Struct-X: Enhancing Large Language Models Reasoning with Structured Data
Xiaoyu Tan, Haoyu Wang, Xihe Qiu, Yuan Cheng, Yinghui Xu, Wei Chu, Yuan Qi
TL;DR
Struct-X tackles the challenge of leveraging structured data for large language model reasoning by introducing a read-model-fill-reflect-reason workflow that topologically encodes knowledge graphs, fills gaps with retrieval, and distills tokens with Self-Reg before feeding a condensed topology-aware input to LLMs. A Graph Topology Encoder and a dedicated Knowledge Injection/Retrieval pipeline preserve both semantic and topological information, while an Auxiliary Module generates adaptive prompts to steer reasoning. Empirical results on knowledge-graph QA and long-document tasks show state-of-the-art performance across four benchmarks, with notable gains over embedding-based methods and open-source LLMs, including substantial improvements for Llama2 when augmented by Struct-X. The work demonstrates that dynamic knowledge injection, selective retrieval, and topology-aware representation can significantly boost complex, multi-hop reasoning in LLMs, offering practical gains for real-world structured data interpretation.
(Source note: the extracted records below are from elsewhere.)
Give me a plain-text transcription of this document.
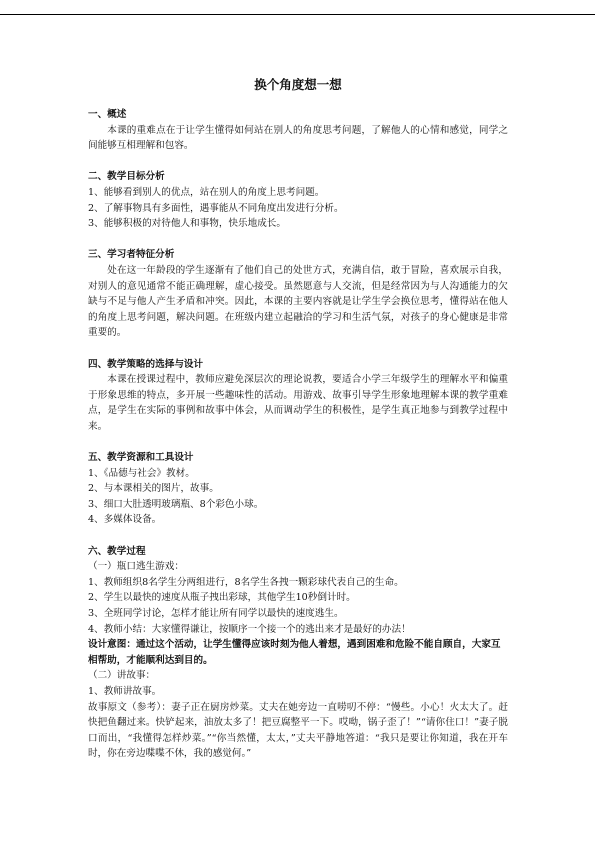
换个角度想一想
一、概述

本课的重难点在于让学生懂得如何站在别人的角度思考问题，了解他人的心情和感觉，同学之间能够互相理解和包容。

二、教学目标分析

1、能够看到别人的优点，站在别人的角度上思考问题。

2、了解事物具有多面性，遇事能从不同角度出发进行分析。

3、能够积极的对待他人和事物，快乐地成长。

三、学习者特征分析

处在这一年龄段的学生逐渐有了他们自己的处世方式，充满自信，敢于冒险，喜欢展示自我，对别人的意见通常不能正确理解，虚心接受。虽然愿意与人交流，但是经常因为与人沟通能力的欠缺与不足与他人产生矛盾和冲突。因此，本课的主要内容就是让学生学会换位思考，懂得站在他人的角度上思考问题，解决问题。在班级内建立起融洽的学习和生活气氛，对孩子的身心健康是非常重要的。

四、教学策略的选择与设计

本课在授课过程中，教师应避免深层次的理论说教，要适合小学三年级学生的理解水平和偏重于形象思维的特点，多开展一些趣味性的活动。用游戏、故事引导学生形象地理解本课的教学重难点，是学生在实际的事例和故事中体会，从而调动学生的积极性，是学生真正地参与到教学过程中来。

五、教学资源和工具设计

1、《品德与社会》教材。

2、与本课相关的图片，故事。

3、细口大肚透明玻璃瓶、8个彩色小球。

4、多媒体设备。

六、教学过程

（一）瓶口逃生游戏：

1、教师组织8名学生分两组进行，8名学生各拽一颗彩球代表自己的生命。

2、学生以最快的速度从瓶子拽出彩球，其他学生10秒倒计时。

3、全班同学讨论，怎样才能让所有同学以最快的速度逃生。

4、教师小结：大家懂得谦让，按顺序一个接一个的逃出来才是最好的办法！

设计意图：通过这个活动，让学生懂得应该时刻为他人着想，遇到困难和危险不能自顾自，大家互相帮助，才能顺利达到目的。

（二）讲故事：

1、教师讲故事。

故事原文（参考）：妻子正在厨房炒菜。丈夫在她旁边一直唠叨不停：“慢些。小心！火太大了。赶快把鱼翻过来。快铲起来，油放太多了！把豆腐整平一下。哎呦，锅子歪了！”“请你住口！”妻子脱口而出，“我懂得怎样炒菜。”“你当然懂，太太，”丈夫平静地答道：“我只是要让你知道，我在开车时，你在旁边喋喋不休，我的感觉何。”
Future work may focus on richer graph representations and more robust prompting strategies to further improve factuality and efficiency.
Abstract
Structured data, rich in logical and relational information, has the potential to enhance the reasoning abilities of large language models (LLMs). Still, its integration poses a challenge due to the risk of overwhelming LLMs with excessive tokens and irrelevant context information. To address this, we propose Struct-X, a novel framework that operates through five key phases: ``read-model-fill-reflect-reason'' efficiently enabling LLMs to utilize structured data. It begins by encoding structured data into a topological space using graph embeddings, followed by filling in missing entity information with knowledge retrieval modules, and filtering out irrelevant tokens via a self-supervised module. The final phase involves constructing a topological network with selected tokens to further reduce the total token length for more effective LLM inference. Additionally, Struct-X includes an Auxiliary Module trained to generate prompts, aiding LLMs in analyzing structured data. Extensive experiments on benchmarks, including the knowledge graph question-answer task and the long document reading comprehension task, show that Struct-X notably improves LLM reasoning, demonstrating the effectiveness of structured data augmentation in improving LLM inference with complex input context.